Dr. Massimo Federico: Hodgkin lymphoma is unquestionably considered one of the most successful stories of modern oncology. However the excellent outcome of this cancer must not make us forget those critical issues still pending. In particular, the young age of most patients as well as the proportion of them failing to achieve durable remission with first-line therapy requires to continue adequate research in the field and the introduction of novel targeted therapies may represent an additional opportunity to improve disease control while reducing the risk of long-term consequences. My hope and desire is to have the opportunity to offer the best available therapies to all patients with Hodgkin lymphoma, irrespective of the country where they live.


  1. Illidge T XVII. Radiotherapy in early stage Hodgkin lymphoma. Hematol Oncol. 2013;31 Suppl 1:92-95.
  2. von Tresckow B, Diehl V. An update on emerging drugs for Hodgkin lymphoma. Expert Opin Emerg Drugs. 2014;19(2):215-224.
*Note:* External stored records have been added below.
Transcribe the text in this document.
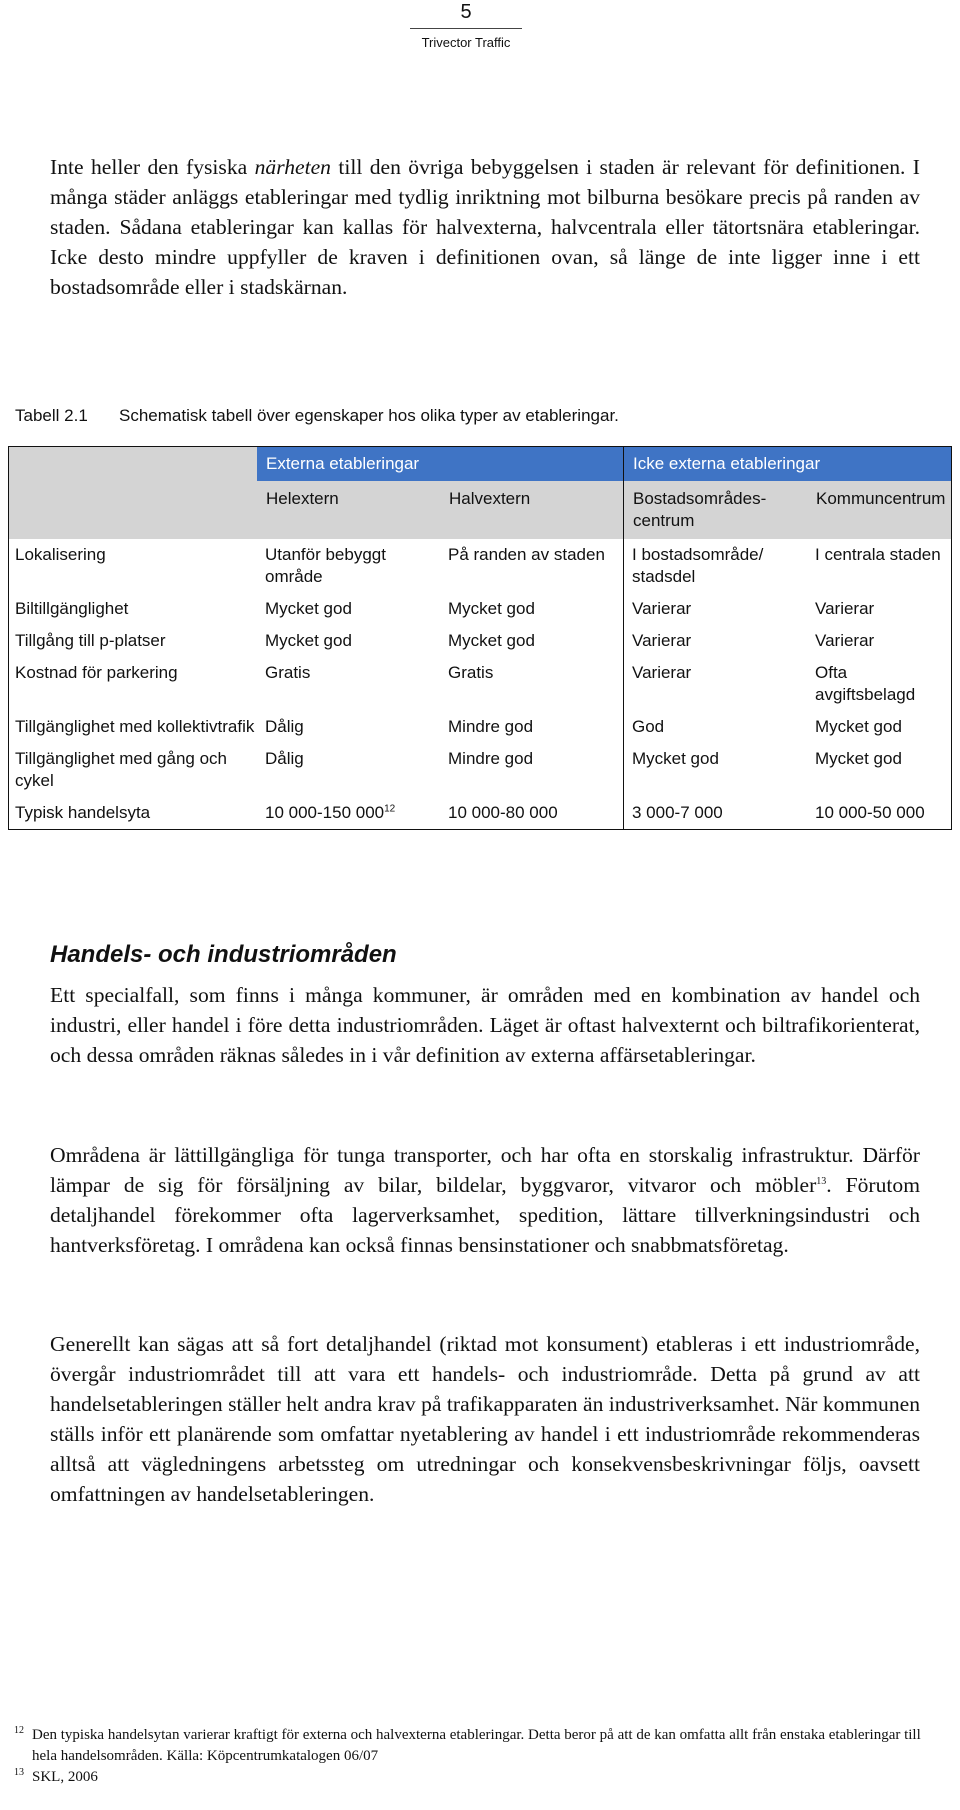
5
Trivector Traffic

Inte heller den fysiska närheten till den övriga bebyggelsen i staden är relevant för definitionen. I många städer anläggs etableringar med tydlig inriktning mot bilburna besökare precis på randen av staden. Sådana etableringar kan kallas för halvexterna, halvcentrala eller tätortsnära etableringar. Icke desto mindre uppfyller de kraven i definitionen ovan, så länge de inte ligger inne i ett bostadsområde eller i stadskärnan.

Tabell 2.1 Schematisk tabell över egenskaper hos olika typer av etableringar.
	Externa etableringar		Icke externa etableringar	
	Helextern	Halvextern	Bostadsområdes-centrum	Kommuncentrum
Lokalisering	Utanför bebyggt område	På randen av staden	I bostadsområde/ stadsdel	I centrala staden
Biltillgänglighet	Mycket god	Mycket god	Varierar	Varierar
Tillgång till p-platser	Mycket god	Mycket god	Varierar	Varierar
Kostnad för parkering	Gratis	Gratis	Varierar	Ofta avgiftsbelagd
Tillgänglighet med kollektivtrafik	Dålig	Mindre god	God	Mycket god
Tillgänglighet med gång och cykel	Dålig	Mindre god	Mycket god	Mycket god
Typisk handelsyta	10 000-150 $000^{12}$	10 000-80 000	3 000-7 000	10 000-50 000
Handels- och industriområden

Ett specialfall, som finns i många kommuner, är områden med en kombination av handel och industri, eller handel i före detta industriområden. Läget är oftast halvexternt och biltrafikorienterat, och dessa områden räknas således in i vår definition av externa affärsetableringar.

Områdena är lättillgängliga för tunga transporter, och har ofta en storskalig infrastruktur. Därför lämpar de sig för försäljning av bilar, bildelar, byggvaror, vitvaror och möbler$^{13}$. Förutom detaljhandel förekommer ofta lagerverksamhet, spedition, lättare tillverkningsindustri och hantverksföretag. I områdena kan också finnas bensinstationer och snabbmatsföretag.

Generellt kan sägas att så fort detaljhandel (riktad mot konsument) etableras i ett industriområde, övergår industriområdet till att vara ett handels- och industriområde. Detta på grund av att handelsetableringen ställer helt andra krav på trafikapparaten än industriverksamhet. När kommunen ställs inför ett planärende som omfattar nyetablering av handel i ett industriområde rekommenderas alltså att vägledningens arbetssteg om utredningar och konsekvensbeskrivningar följs, oavsett omfattningen av handelsetableringen.

12 Den typiska handelsytan varierar kraftigt för externa och halvexterna etableringar. Detta beror på att de kan omfatta allt från enstaka etableringar till hela handelsområden. Källa: Köpcentrumkatalogen 06/07
13 SKL, 2006
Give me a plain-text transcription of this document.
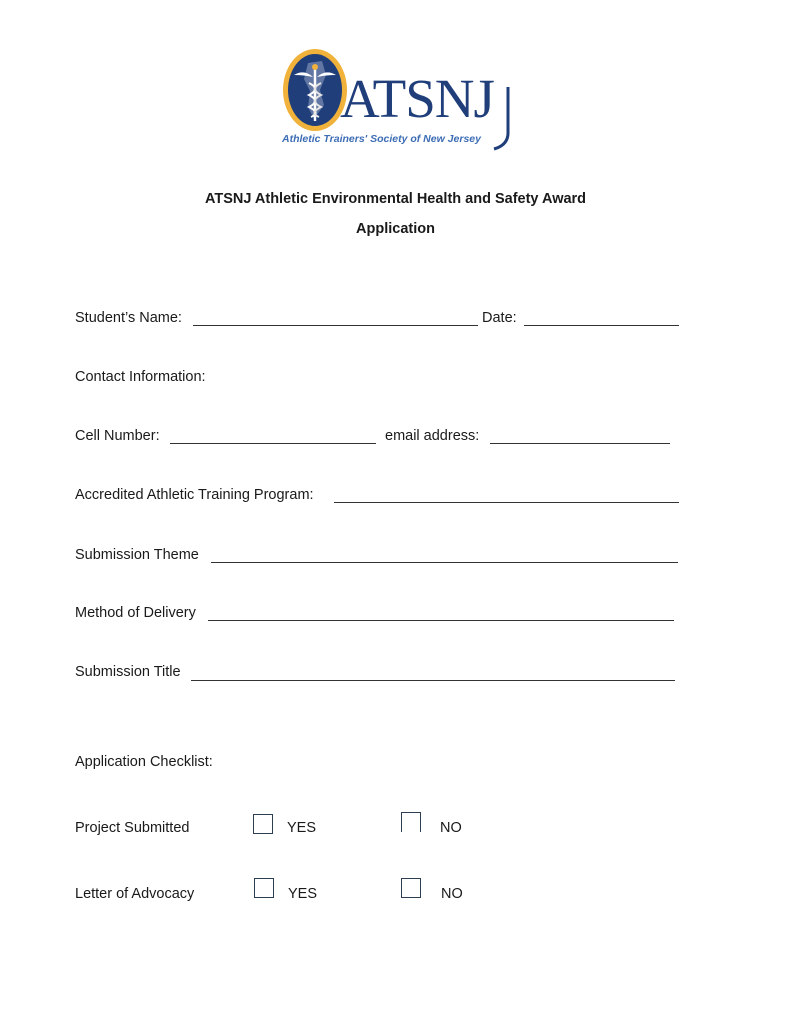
ATSNJ
Athletic Trainers' Society of New Jersey
ATSNJ Athletic Environmental Health and Safety Award
Application
Student’s Name:	Date:
Contact Information:
Cell Number:	email address:
Accredited Athletic Training Program:
Submission Theme
Method of Delivery
Submission Title
Application Checklist:
Project Submitted	YES	NO
Letter of Advocacy	YES	NO
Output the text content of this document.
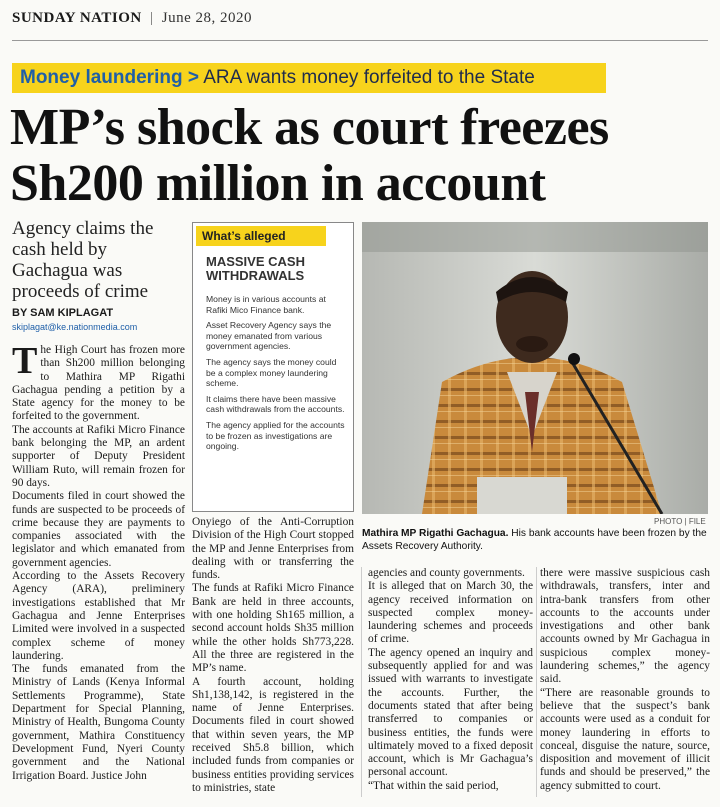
SUNDAY NATION | June 28, 2020
Money laundering > ARA wants money forfeited to the State
MP’s shock as court freezes
Sh200 million in account
Agency claims the cash held by Gachagua was proceeds of crime
BY SAM KIPLAGAT
skiplagat@ke.nationmedia.com

The High Court has frozen more than Sh200 million belonging to Mathira MP Rigathi Gachagua pending a petition by a State agency for the money to be forfeited to the government.

The accounts at Rafiki Micro Finance bank belonging the MP, an ardent supporter of Deputy President William Ruto, will remain frozen for 90 days.

Documents filed in court showed the funds are suspected to be proceeds of crime because they are payments to companies associated with the legislator and which emanated from government agencies.

According to the Assets Recovery Agency (ARA), preliminery investigations established that Mr Gachagua and Jenne Enterprises Limited were involved in a suspected complex scheme of money laundering.

The funds emanated from the Ministry of Lands (Kenya Informal Settlements Programme), State Department for Special Planning, Ministry of Health, Bungoma County government, Mathira Constituency Development Fund, Nyeri County government and the National Irrigation Board. Justice John

What’s alleged
MASSIVE CASH WITHDRAWALS

Money is in various accounts at Rafiki Mico Finance bank.

Asset Recovery Agency says the money emanated from various government agencies.

The agency says the money could be a complex money laundering scheme.

It claims there have been massive cash withdrawals from the accounts.

The agency applied for the accounts to be frozen as investigations are ongoing.

PHOTO | FILE
Mathira MP Rigathi Gachagua. His bank accounts have been frozen by the Assets Recovery Authority.

Onyiego of the Anti-Corruption Division of the High Court stopped the MP and Jenne Enterprises from dealing with or transferring the funds.

The funds at Rafiki Micro Finance Bank are held in three accounts, with one holding Sh165 million, a second account holds Sh35 million while the other holds Sh773,228. All the three are registered in the MP’s name.

A fourth account, holding Sh1,138,142, is registered in the name of Jenne Enterprises. Documents filed in court showed that within seven years, the MP received Sh5.8 billion, which included funds from companies or business entities providing services to ministries, state

agencies and county governments.

It is alleged that on March 30, the agency received information on suspected complex money-laundering schemes and proceeds of crime.

The agency opened an inquiry and subsequently applied for and was issued with warrants to investigate the accounts. Further, the documents stated that after being transferred to companies or business entities, the funds were ultimately moved to a fixed deposit account, which is Mr Gachagua’s personal account.

“That within the said period,

there were massive suspicious cash withdrawals, transfers, inter and intra-bank transfers from other accounts to the accounts under investigations and other bank accounts owned by Mr Gachagua in suspicious complex money-laundering schemes,” the agency said.

“There are reasonable grounds to believe that the suspect’s bank accounts were used as a conduit for money laundering in efforts to conceal, disguise the nature, source, disposition and movement of illicit funds and should be preserved,” the agency submitted to court.
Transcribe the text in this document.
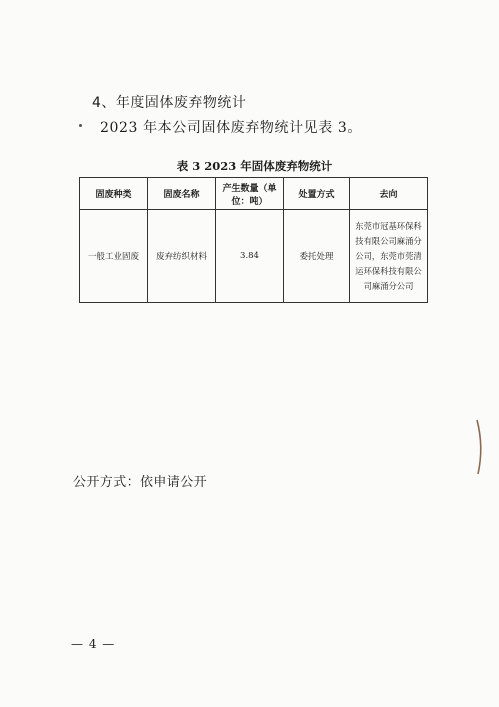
4、年度固体废弃物统计
2023 年本公司固体废弃物统计见表 3。
表 3 2023 年固体废弃物统计
固废种类	固废名称	产生数量（单位：吨）	处置方式	去向
一般工业固废	废弃纺织材料	3.84	委托处理	东莞市冠基环保科技有限公司麻涌分公司，东莞市莞清运环保科技有限公司麻涌分公司
公开方式：依申请公开
— 4 —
  3. Salati M. Epidemiological Overview of Hodgkin Lymphoma across the Mediterranean Basin. Mediterr J Hematol Infect Dis. 2014;6(1): e2014048, DOI: 10.4084/MJHID.2014.048
  4. Cheson BD, et al. Recommendations for Initial Evaluation, Staging, and Response Assessment of Hodgkin and Non-Hodgkin Lymphoma: The Lugano Classification. J Clin Oncol. 2014;32(27):3059-3067.
  5. Eichenauer DA. Hodgkin’s lymphoma: ESMO Clinical Practice Guidelines for diagnosis, treatment and follow-up. Ann Oncol. 2014;25 Suppl 3:iii70-525.